Mitte Februar wollten die Antikörper-Forscher eigentlich noch mit Patientenproben aus China in die Studien einsteigen. Mitte März lag der Fokus von Hust und seinem Team dann schon auf Patientenmaterial aus Italien. „Aktuell ändert sich immer wieder alles. Seit zwei Wochen nutzen wir nun erste Proben aus der Region Braunschweig“, berichtet der Professor weiter. Der hierfür notwendige Ethikantrag war innerhalb von sechs Stunden genehmigt – dankenswerterweise, denn damit können die Wissenschaftler die zeitfressenden Logistikprobleme an den innereuropäischen Grenzen umgehen. Auch Forschungsschritte, die zunächst mit dem ATAC-Partner in der Schweiz geplant waren, verlegte das deutsche Team kurzerhand in die eigene Region an das Braunschweiger Helmholtz-Zentrum für Infektionsforschung. Der Improvisationszwang unter Zeitdruck reißt nicht ab.
Vor allem die klinische Studienphase frisst Zeit in der Medikamentenforschung, die im Moment eigentlich nicht da ist. Die Braunschweiger rechnen mit Erfolgen frühestens in einigen Monaten oder einem Jahr. Damit stehen sie nicht allein da. Klinische Studien zu Wirksamkeit und Verträglichkeit sind weltweit noch der Hinkefuß, auch bei der Impfstoffforschung. Um die Zeit zu überbrücken, testen Mediziner in ihrer Not auf den Intensivstationen Medikamente, die für andere Krankheiten zugelassen sind. Auch hierzu sind weltweit gerade zig klinische Studien in Arbeit. Die ersten von ihnen stehen schon als Preprints, also Vorveröffentlichungen, auf den Onlineplattformen der Wissenschaft.
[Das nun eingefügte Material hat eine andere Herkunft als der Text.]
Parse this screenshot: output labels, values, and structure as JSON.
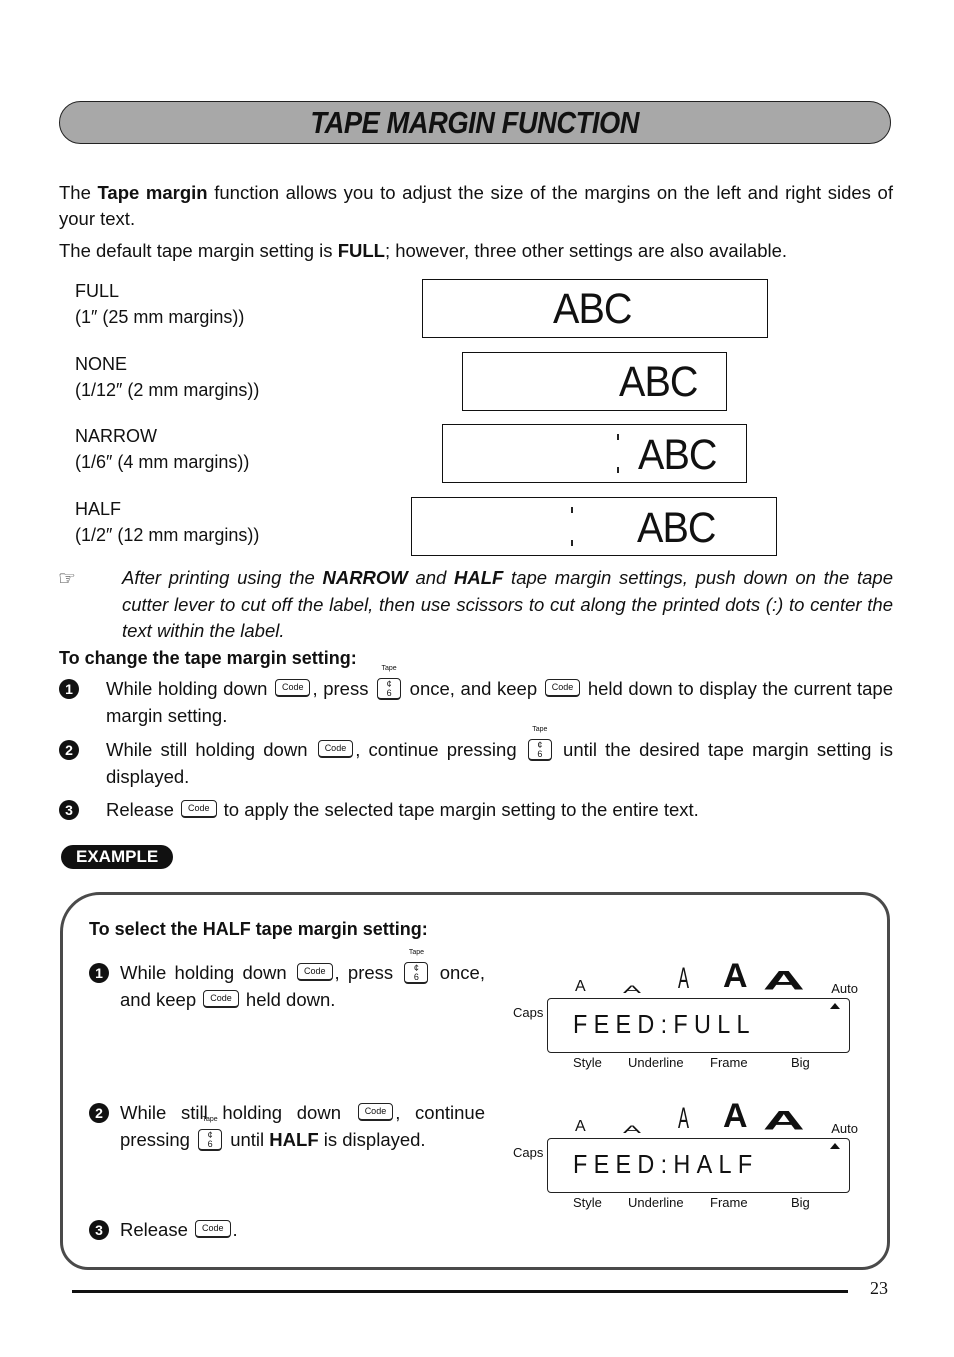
{
  "page": {
    "title": "TAPE MARGIN FUNCTION",
    "intro": {
      "p1_pre": "The ",
      "p1_bold": "Tape margin",
      "p1_post": " function allows you to adjust the size of the margins on the left and right sides of your text.",
      "p2_pre": "The default tape margin setting is ",
      "p2_bold": "FULL",
      "p2_post": "; however, three other settings are also available."
    },
    "settings": [
      {
        "name": "FULL",
        "detail": "(1″ (25 mm margins))",
        "sample": "ABC"
      },
      {
        "name": "NONE",
        "detail": "(1/12″ (2 mm margins))",
        "sample": "ABC"
      },
      {
        "name": "NARROW",
        "detail": "(1/6″ (4 mm margins))",
        "sample": "ABC"
      },
      {
        "name": "HALF",
        "detail": "(1/2″ (12 mm margins))",
        "sample": "ABC"
      }
    ],
    "note": {
      "icon": "pointing-hand-icon",
      "pre": "After printing using the ",
      "b1": "NARROW",
      "mid": " and ",
      "b2": "HALF",
      "post": " tape margin settings, push down on the tape cutter lever to cut off the label, then use scissors to cut along the printed dots (:) to center the text within the label."
    },
    "subhead": "To change the tape margin setting:",
    "keys": {
      "code": "Code",
      "tape_caption": "Tape",
      "tape_top": "¢",
      "tape_bottom": "6"
    },
    "steps": [
      {
        "num": "1",
        "a": "While holding down ",
        "b": ", press ",
        "c": " once, and keep ",
        "d": " held down to display the current tape margin setting."
      },
      {
        "num": "2",
        "a": "While still holding down ",
        "b": ", continue pressing ",
        "c": " until the desired tape margin setting is displayed."
      },
      {
        "num": "3",
        "a": "Release ",
        "b": " to apply the selected tape margin setting to the entire text."
      }
    ],
    "example": {
      "badge": "EXAMPLE",
      "subhead": "To select the HALF tape margin setting:",
      "steps": [
        {
          "num": "1",
          "a": "While holding down ",
          "b": ", press ",
          "c": " once, and keep ",
          "d": " held down."
        },
        {
          "num": "2",
          "a": "While still holding down ",
          "b": ", continue pressing ",
          "c": " until ",
          "bold": "HALF",
          "d": " is displayed."
        },
        {
          "num": "3",
          "a": "Release ",
          "b": "."
        }
      ],
      "lcd_indicators": {
        "top_glyph": "A",
        "auto": "Auto",
        "caps": "Caps",
        "bottom": [
          "Style",
          "Underline",
          "Frame",
          "Big"
        ]
      },
      "displays": [
        "FEED:FULL",
        "FEED:HALF"
      ]
    },
    "page_number": "23"
  }
}
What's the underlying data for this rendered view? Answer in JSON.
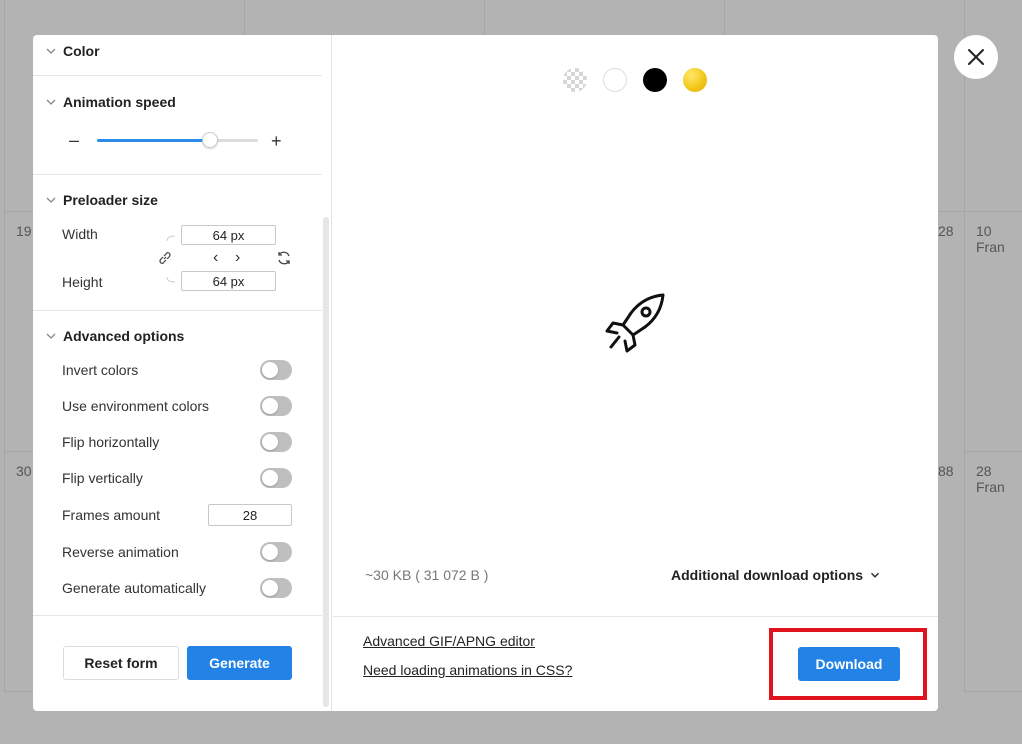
{
  "background": {
    "left_labels": [
      "19",
      "30"
    ],
    "right_numbers": [
      "28",
      "88"
    ],
    "right_labels": [
      "10 Fran",
      "28 Fran"
    ]
  },
  "colors": {
    "accent": "#2282e6",
    "highlight": "#e0141e",
    "swatch_yellow": "#f2c81c"
  },
  "sections": {
    "color": "Color",
    "animation_speed": "Animation speed",
    "preloader_size": "Preloader size",
    "advanced_options": "Advanced options"
  },
  "speed": {
    "minus": "–",
    "plus": "+",
    "value_fraction": 0.7
  },
  "preloader": {
    "width_label": "Width",
    "width_value": "64 px",
    "height_label": "Height",
    "height_value": "64 px",
    "prev": "‹",
    "next": "›"
  },
  "advanced": {
    "invert_colors": "Invert colors",
    "use_env_colors": "Use environment colors",
    "flip_h": "Flip horizontally",
    "flip_v": "Flip vertically",
    "frames_label": "Frames amount",
    "frames_value": "28",
    "reverse": "Reverse animation",
    "generate_auto": "Generate automatically"
  },
  "buttons": {
    "reset": "Reset form",
    "generate": "Generate",
    "download": "Download"
  },
  "preview": {
    "size": "~30 KB ( 31 072 B )",
    "more_options": "Additional download options"
  },
  "links": {
    "gif_editor": "Advanced GIF/APNG editor",
    "css_loaders": "Need loading animations in CSS?"
  }
}
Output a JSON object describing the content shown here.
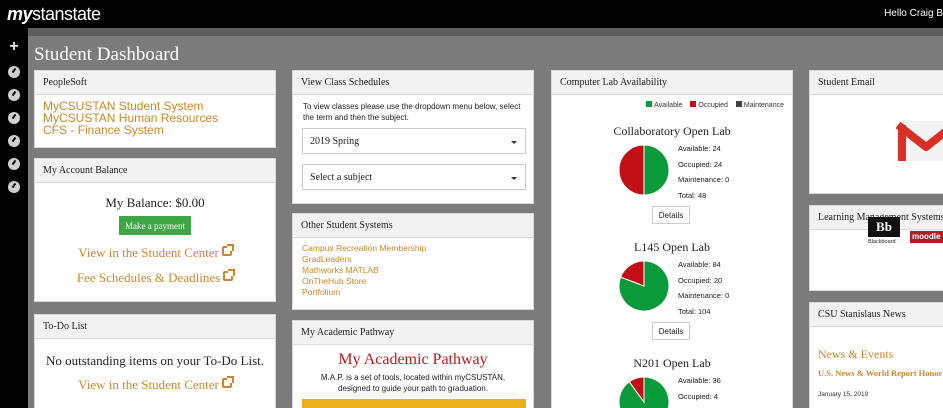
{
  "app": {
    "logo_my": "my",
    "logo_rest": "stanstate",
    "greeting": "Hello Craig B"
  },
  "page": {
    "title": "Student Dashboard"
  },
  "sidebar": {
    "icons": [
      "plus-icon",
      "dashboard-gauge-icon",
      "dashboard-gauge-icon",
      "dashboard-gauge-icon",
      "dashboard-gauge-icon",
      "dashboard-gauge-icon",
      "dashboard-gauge-icon"
    ]
  },
  "peoplesoft": {
    "title": "PeopleSoft",
    "links": [
      "MyCSUSTAN Student System",
      "MyCSUSTAN Human Resources",
      "CFS - Finance System"
    ]
  },
  "account": {
    "title": "My Account Balance",
    "balance": "My Balance: $0.00",
    "pay_label": "Make a payment",
    "student_center": "View in the Student Center",
    "fee_schedules": "Fee Schedules & Deadlines"
  },
  "todo": {
    "title": "To-Do List",
    "message": "No outstanding items on your To-Do List.",
    "student_center": "View in the Student Center"
  },
  "class_schedules": {
    "title": "View Class Schedules",
    "instructions": "To view classes please use the dropdown menu below, select the term and then the subject.",
    "term_selected": "2019 Spring",
    "subject_placeholder": "Select a subject"
  },
  "other_systems": {
    "title": "Other Student Systems",
    "links": [
      "Campus Recreation Membership",
      "GradLeaders",
      "Mathworks MATLAB",
      "OnTheHub Store",
      "Portfolium"
    ]
  },
  "pathway": {
    "title": "My Academic Pathway",
    "heading": "My Academic Pathway",
    "description": "M.A.P. is a set of tools, located within myCSUSTAN, designed to guide your path to graduation."
  },
  "labs": {
    "title": "Computer Lab Availability",
    "legend": [
      "Available",
      "Occupied",
      "Maintenance"
    ],
    "colors": {
      "available": "#0b9a3a",
      "occupied": "#c20f16",
      "maintenance": "#444444"
    },
    "details_label": "Details",
    "items": [
      {
        "name": "Collaboratory Open Lab",
        "available": "Available: 24",
        "occupied": "Occupied: 24",
        "maintenance": "Maintenance: 0",
        "total": "Total: 48",
        "avail_n": 24,
        "occ_n": 24,
        "maint_n": 0
      },
      {
        "name": "L145 Open Lab",
        "available": "Available: 84",
        "occupied": "Occupied: 20",
        "maintenance": "Maintenance: 0",
        "total": "Total: 104",
        "avail_n": 84,
        "occ_n": 20,
        "maint_n": 0
      },
      {
        "name": "N201 Open Lab",
        "available": "Available: 36",
        "occupied": "Occupied: 4",
        "avail_n": 36,
        "occ_n": 4,
        "maint_n": 0
      }
    ]
  },
  "email": {
    "title": "Student Email"
  },
  "lms": {
    "title": "Learning Management Systems",
    "blackboard_logo": "Bb",
    "blackboard_label": "Blackboard",
    "moodle_label": "moodle"
  },
  "news": {
    "title": "CSU Stanislaus News",
    "heading": "News & Events",
    "item_title": "U.S. News & World Report Honor MBA Program",
    "item_date": "January 15, 2019"
  }
}
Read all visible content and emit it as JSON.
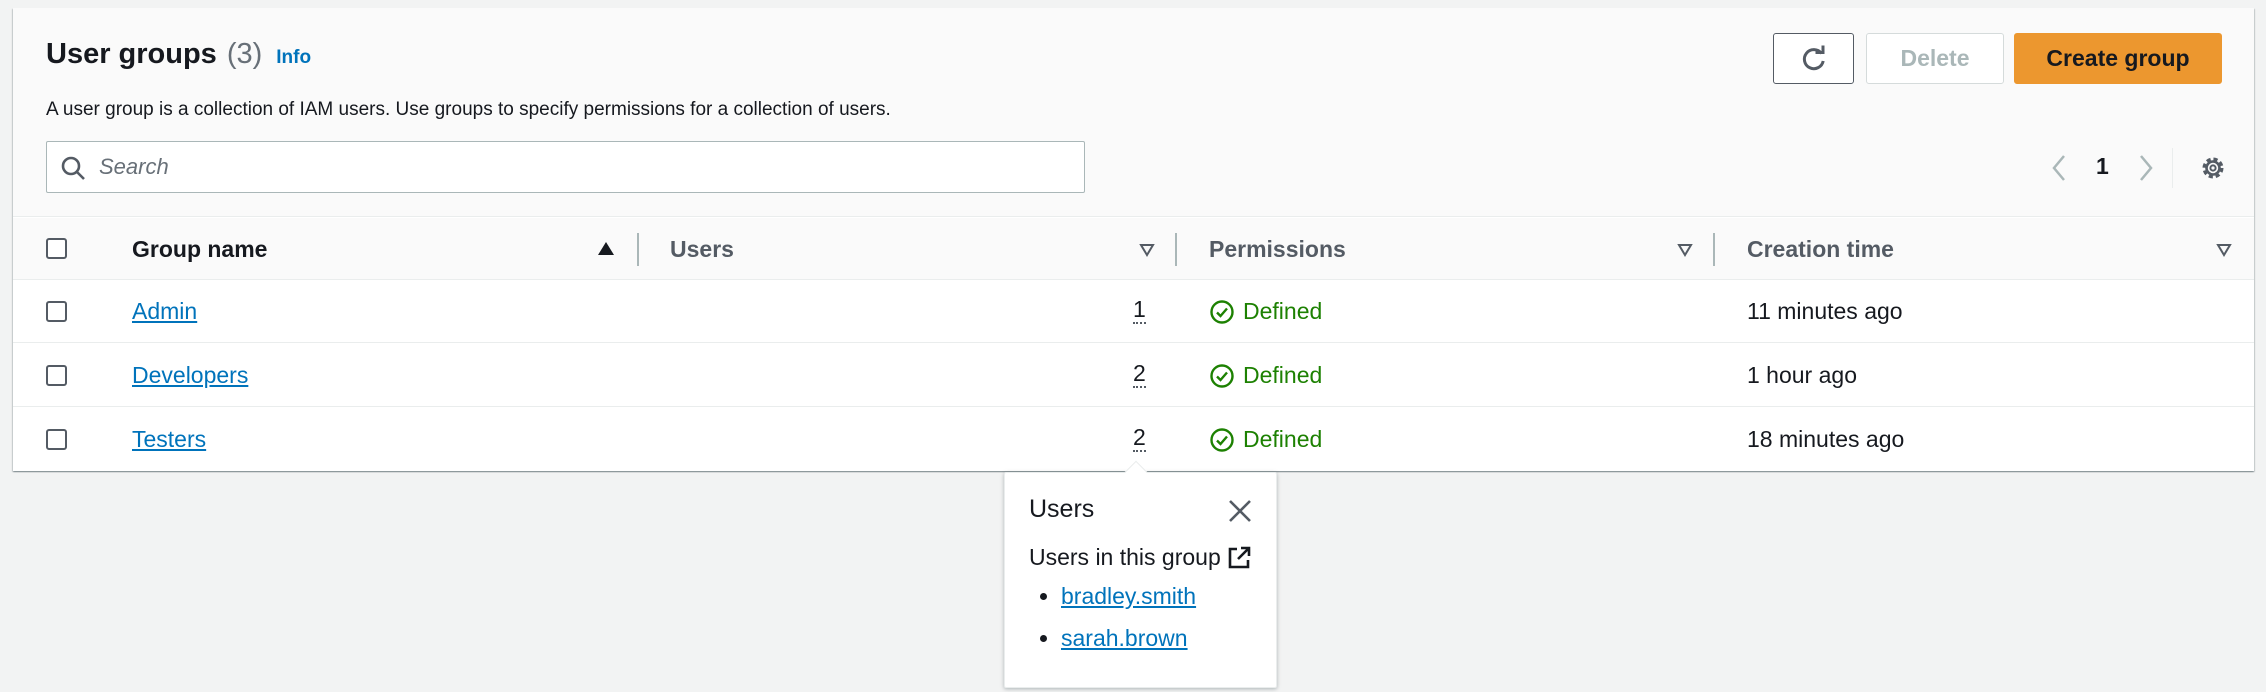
{
  "header": {
    "title": "User groups",
    "count": "(3)",
    "info_label": "Info",
    "description": "A user group is a collection of IAM users. Use groups to specify permissions for a collection of users."
  },
  "actions": {
    "delete_label": "Delete",
    "create_label": "Create group"
  },
  "search": {
    "placeholder": "Search",
    "value": ""
  },
  "pagination": {
    "current_page": "1"
  },
  "table": {
    "columns": [
      "Group name",
      "Users",
      "Permissions",
      "Creation time"
    ],
    "rows": [
      {
        "name": "Admin",
        "users": "1",
        "permissions": "Defined",
        "created": "11 minutes ago"
      },
      {
        "name": "Developers",
        "users": "2",
        "permissions": "Defined",
        "created": "1 hour ago"
      },
      {
        "name": "Testers",
        "users": "2",
        "permissions": "Defined",
        "created": "18 minutes ago"
      }
    ]
  },
  "popover": {
    "title": "Users",
    "subtitle": "Users in this group",
    "users": [
      "bradley.smith",
      "sarah.brown"
    ]
  },
  "colors": {
    "accent": "#ec972f",
    "link": "#0073bb",
    "success": "#1d8102"
  },
  "icons": {
    "refresh": "refresh-icon",
    "search": "search-icon",
    "prev": "chevron-left-icon",
    "next": "chevron-right-icon",
    "settings": "gear-icon",
    "sort_asc": "sort-ascending-icon",
    "sort": "sort-caret-icon",
    "status": "check-circle-icon",
    "close": "close-icon",
    "external": "external-link-icon"
  }
}
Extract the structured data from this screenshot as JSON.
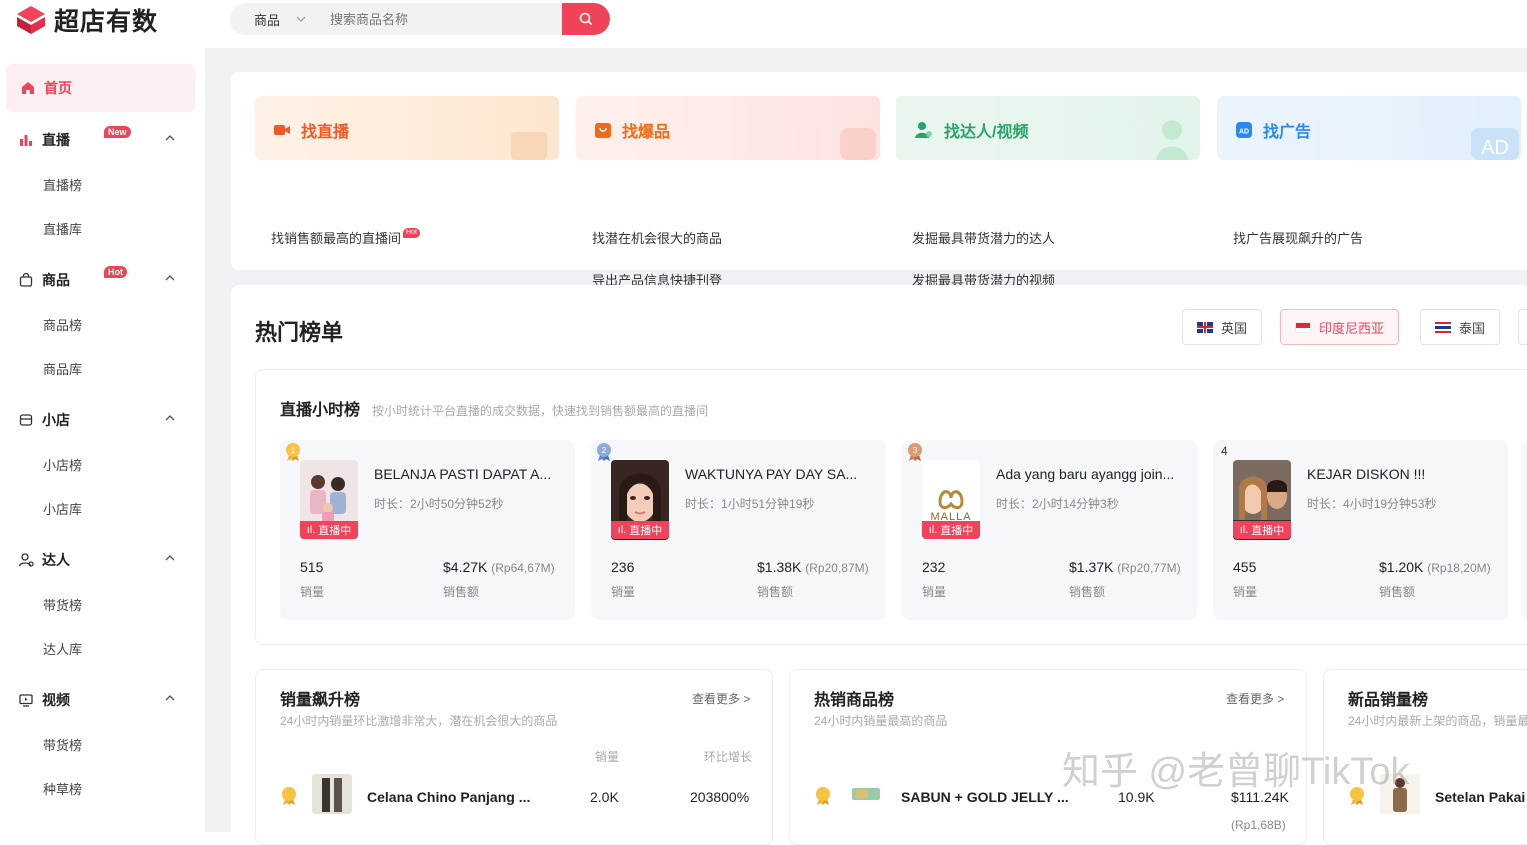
{
  "app": {
    "brand": "超店有数",
    "brand_color": "#f0435a"
  },
  "search": {
    "type_label": "商品",
    "placeholder": "搜索商品名称"
  },
  "sidebar": {
    "home": "首页",
    "groups": [
      {
        "label": "直播",
        "icon": "bar-chart-icon",
        "badge": "New",
        "items": [
          "直播榜",
          "直播库"
        ]
      },
      {
        "label": "商品",
        "icon": "shopping-bag-icon",
        "badge": "Hot",
        "items": [
          "商品榜",
          "商品库"
        ]
      },
      {
        "label": "小店",
        "icon": "store-icon",
        "badge": "",
        "items": [
          "小店榜",
          "小店库"
        ]
      },
      {
        "label": "达人",
        "icon": "user-icon",
        "badge": "",
        "items": [
          "带货榜",
          "达人库"
        ]
      },
      {
        "label": "视频",
        "icon": "monitor-icon",
        "badge": "",
        "items": [
          "带货榜",
          "种草榜"
        ]
      }
    ]
  },
  "features": [
    {
      "title": "找直播",
      "icon": "video-icon",
      "color": "#f05a2a",
      "links": [
        "找销售额最高的直播间"
      ],
      "hot": "Hot"
    },
    {
      "title": "找爆品",
      "icon": "bag-icon",
      "color": "#f06a1a",
      "links": [
        "找潜在机会很大的商品",
        "导出产品信息快捷刊登"
      ]
    },
    {
      "title": "找达人/视频",
      "icon": "person-icon",
      "color": "#2aa36a",
      "links": [
        "发掘最具带货潜力的达人",
        "发掘最具带货潜力的视频"
      ]
    },
    {
      "title": "找广告",
      "icon": "ad-icon",
      "color": "#2a88f0",
      "links": [
        "找广告展现飙升的广告"
      ]
    }
  ],
  "ranking": {
    "title": "热门榜单",
    "countries": [
      {
        "label": "英国",
        "active": false
      },
      {
        "label": "印度尼西亚",
        "active": true
      },
      {
        "label": "泰国",
        "active": false
      }
    ],
    "live": {
      "title": "直播小时榜",
      "subtitle": "按小时统计平台直播的成交数据，快速找到销售额最高的直播间",
      "badge": "直播中",
      "sales_label": "销量",
      "revenue_label": "销售额",
      "duration_prefix": "时长：",
      "items": [
        {
          "rank": "1",
          "name": "BELANJA PASTI DAPAT A...",
          "duration": "2小时50分钟52秒",
          "sales": "515",
          "revenue": "$4.27K",
          "revenue_local": "(Rp64,67M)"
        },
        {
          "rank": "2",
          "name": "WAKTUNYA PAY DAY SA...",
          "duration": "1小时51分钟19秒",
          "sales": "236",
          "revenue": "$1.38K",
          "revenue_local": "(Rp20,87M)"
        },
        {
          "rank": "3",
          "name": "Ada yang baru ayangg join...",
          "duration": "2小时14分钟3秒",
          "sales": "232",
          "revenue": "$1.37K",
          "revenue_local": "(Rp20,77M)"
        },
        {
          "rank": "4",
          "name": "KEJAR DISKON !!!",
          "duration": "4小时19分钟53秒",
          "sales": "455",
          "revenue": "$1.20K",
          "revenue_local": "(Rp18,20M)"
        }
      ],
      "logo_text": "MALLA"
    },
    "lists": [
      {
        "title": "销量飙升榜",
        "subtitle": "24小时内销量环比激增非常大，潜在机会很大的商品",
        "more": "查看更多 >",
        "col1": "销量",
        "col2": "环比增长",
        "row": {
          "name": "Celana Chino Panjang ...",
          "v1": "2.0K",
          "v2": "203800%"
        }
      },
      {
        "title": "热销商品榜",
        "subtitle": "24小时内销量最高的商品",
        "more": "查看更多 >",
        "row": {
          "name": "SABUN + GOLD JELLY ...",
          "v1": "10.9K",
          "v2": "$111.24K",
          "v3": "(Rp1,68B)"
        }
      },
      {
        "title": "新品销量榜",
        "subtitle": "24小时内最新上架的商品，销量最",
        "row": {
          "name": "Setelan Pakai"
        }
      }
    ]
  },
  "watermark": "知乎 @老曾聊TikTok"
}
Um der aktuellen Situation gerecht zu werden, startete ResearchGate Anfang April das neue Tool Covid-19 community auf seiner Webseite – Open Science par excellence. Nicht nur, weil erstmals Außenstehende ohne Profil mitverfolgen können, wie Wissenschaftler und Ärzte in diesem Forum über die neuesten Preprints und Befunde zum Coronavirus diskutieren und sich untereinander beraten; die hoch spezialisierte Gemeinschaft bewertet auch offen Dokumente, Daten und Links.
Sofort die Spreu vom Weizen trennen – das ist in Krisenzeiten eine wichtige Abkürzung. Gerade Preprints bergen Risiken, weil niemand sie vor dem Upload auf Herz und Nieren checkt. Im normalen Publikationsbetrieb gibt es ein aufwendiges und langwieriges Gutachterverfahren – das jetzt aber abzuwarten, während sich die Ereignisse in den Kliniken und Labors überschlagen, wäre absurd.